I watch him walk out of the coffee shop, pretty sure he’s completely unaware of the girl in the corner.
“You should be careful.” The sultry voice comes from right behind me. She says it so casually, as if we’re friends in midconversation. I turn to face her. Though just as striking, she has a very different look from the other woman. A tiny diamond stud in her nose and great shag haircut makes me think she is some kind of musician, although I can’t help but wonder if this is Sadie. She arranges her messenger bag strap on her shoulder.
I clear my throat. “Hi. Do I know you?”
She smiles and shakes her head as she puts on her aviator sunglasses. “No, but I know exactly how you’re feeling right now. He take you for a ride on his bike yet?”
I blink.
“Yeah. Don’t let those sad eyes fool you. He’s hot. And he can seem like the nicest guy in the world sometimes, but he’ll ghost you sooner or later. He always disappears. Enjoy it while it lasts.” She shrugs, as if what she’s just said is no big deal. “That’s just him. That’s just how it goes.”
And then she disappears out the door, leaving me to my warm chai tea latte and stunned icy silence.
18
Vince
After I had taken Nina home from dinner at my dad’s, I got a text from my dad that said: For fuck sake she’s great. Please don’t fuck things up with this one.
Nice vote of confidence for her, not so much for me.
From my brother: She is literally perfect. If you don’t marry her, I will. Fuck you.
That’s a first from Gabe, who hasn’t dated anyone for longer than two months in his entire horndog life.
Eve hasn’t shut up about Nina since her birthday party.
Charlie’s already asking when she’s coming over again. That doesn’t surprise me.
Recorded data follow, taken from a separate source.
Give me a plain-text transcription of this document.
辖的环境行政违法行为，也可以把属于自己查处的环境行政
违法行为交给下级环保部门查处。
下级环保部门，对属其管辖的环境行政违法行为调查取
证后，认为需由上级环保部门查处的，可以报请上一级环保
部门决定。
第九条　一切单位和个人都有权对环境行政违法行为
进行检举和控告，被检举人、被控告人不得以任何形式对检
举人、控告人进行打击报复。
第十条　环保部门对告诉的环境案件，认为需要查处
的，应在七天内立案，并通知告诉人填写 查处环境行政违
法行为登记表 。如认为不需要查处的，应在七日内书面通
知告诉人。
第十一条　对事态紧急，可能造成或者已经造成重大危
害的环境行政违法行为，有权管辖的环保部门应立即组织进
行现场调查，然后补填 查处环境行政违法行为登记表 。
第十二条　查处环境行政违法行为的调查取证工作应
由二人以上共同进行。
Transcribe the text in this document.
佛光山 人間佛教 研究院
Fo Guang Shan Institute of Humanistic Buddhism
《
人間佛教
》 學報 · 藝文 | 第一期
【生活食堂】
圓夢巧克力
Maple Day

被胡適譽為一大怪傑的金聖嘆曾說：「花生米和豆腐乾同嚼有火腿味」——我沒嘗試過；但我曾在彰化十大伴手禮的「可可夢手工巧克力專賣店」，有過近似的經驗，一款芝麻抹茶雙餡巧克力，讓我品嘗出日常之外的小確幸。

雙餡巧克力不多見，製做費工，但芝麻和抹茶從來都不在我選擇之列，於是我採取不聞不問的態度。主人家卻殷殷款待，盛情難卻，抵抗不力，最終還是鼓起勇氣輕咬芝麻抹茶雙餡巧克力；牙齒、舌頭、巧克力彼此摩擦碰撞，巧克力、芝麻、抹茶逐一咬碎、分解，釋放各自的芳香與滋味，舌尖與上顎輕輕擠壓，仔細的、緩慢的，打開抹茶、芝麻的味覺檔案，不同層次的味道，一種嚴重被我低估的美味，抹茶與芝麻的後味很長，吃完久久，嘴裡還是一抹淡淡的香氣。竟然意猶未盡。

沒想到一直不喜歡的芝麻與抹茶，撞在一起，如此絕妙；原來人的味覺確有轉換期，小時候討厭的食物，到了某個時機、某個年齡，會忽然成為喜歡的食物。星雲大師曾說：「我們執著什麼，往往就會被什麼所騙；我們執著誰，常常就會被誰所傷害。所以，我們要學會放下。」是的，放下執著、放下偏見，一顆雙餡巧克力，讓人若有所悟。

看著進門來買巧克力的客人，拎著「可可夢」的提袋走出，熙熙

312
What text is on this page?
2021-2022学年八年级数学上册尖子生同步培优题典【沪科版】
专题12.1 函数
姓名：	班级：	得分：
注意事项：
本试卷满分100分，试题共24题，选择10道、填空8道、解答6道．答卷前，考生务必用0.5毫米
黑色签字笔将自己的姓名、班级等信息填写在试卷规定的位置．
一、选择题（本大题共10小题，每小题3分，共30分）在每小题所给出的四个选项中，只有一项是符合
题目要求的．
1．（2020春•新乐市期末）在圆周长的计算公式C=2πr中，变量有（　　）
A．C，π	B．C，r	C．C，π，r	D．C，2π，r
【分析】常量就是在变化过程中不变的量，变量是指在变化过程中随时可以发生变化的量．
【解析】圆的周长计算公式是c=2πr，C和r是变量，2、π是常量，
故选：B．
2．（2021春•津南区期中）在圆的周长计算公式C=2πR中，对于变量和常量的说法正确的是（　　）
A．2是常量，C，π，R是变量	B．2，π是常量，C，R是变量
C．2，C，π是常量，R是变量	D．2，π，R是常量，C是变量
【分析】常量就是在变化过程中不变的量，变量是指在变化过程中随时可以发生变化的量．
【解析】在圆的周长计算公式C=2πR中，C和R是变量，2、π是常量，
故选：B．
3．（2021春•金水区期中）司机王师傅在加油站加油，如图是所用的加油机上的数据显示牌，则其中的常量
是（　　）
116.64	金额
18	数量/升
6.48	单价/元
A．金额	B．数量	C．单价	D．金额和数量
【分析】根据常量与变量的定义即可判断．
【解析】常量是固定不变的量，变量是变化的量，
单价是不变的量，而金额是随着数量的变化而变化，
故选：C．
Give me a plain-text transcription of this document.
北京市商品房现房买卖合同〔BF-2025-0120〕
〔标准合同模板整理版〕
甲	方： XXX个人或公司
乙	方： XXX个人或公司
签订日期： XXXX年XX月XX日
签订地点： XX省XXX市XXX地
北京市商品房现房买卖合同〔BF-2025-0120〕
She was so great with him, especially when he fell down. Seeing her with all those baggies full of mom purse stuff spread out over the sidewalk, I had this weird urge to impregnate her. That was a first for me.
I probably shouldn’t have taken her to
the garden so soon after dinner with my family. I’ve felt a little off since then, but it’s definitely not Nina’s fault. Nothing’s Nina’s fault. She is perfect. For the first time in my life, I’m wondering if I’m good enough for someone. I’ve never wanted such a good woman before. I’ve never wanted so badly for a good woman to want me. It one hundred percent blows. But I still need to be with her all the time.
I know I’m moving too fast, but I don’t know how else to move. Especially when it comes to her. What we have is still so new, and there are still things she doesn’t know about me. But I’m starting to feel like I could lose her any day now. I thought I could win her over in a summer, but each day that passes just feels like a death march toward September. It’s how I always felt about going back to school, only this is so much more than losing my freedom when school starts. I could lose Nina. She’ll realize how different we are, and our schedules won’t mesh. She’ll be seeing that fucking principal every day, and she’ll remember this is just a rebound.
Fuck. This is why Dr. Glass wanted me to keep up with the sessions and wait to start things up with Nina. All these fucking feelings that used to stay buried, back when I’d fuck and run.
Whatever. I still have another month to get my shit together. A lot can happen in a month.
She doesn’t answer until the third ring, which is weird.
“Hi,” she says, her voice soft.
“Did I wake you up or something?”
“No. Not at all.”
“You sure?”
“Yes.” She clears her throat. “Hi.”
“Hi. Listen, I really hate to bother you with this, but Charlie’s at day camp and his new part-time nanny has some family emergency all of a sudden. She can’t pick him up. Are you busy? I know you said you have work to do, so you can say no. I can try someone else.”
“I can get him,” she says without hesitation. “Of course. Do you want me to take him somewhere or bring him back to my place?”
“Thank you so much. Yeah, take him to your place. I’ll pick you guys up after work, and then we’ll drop him off at Gabe’s and you and I can go to dinner.”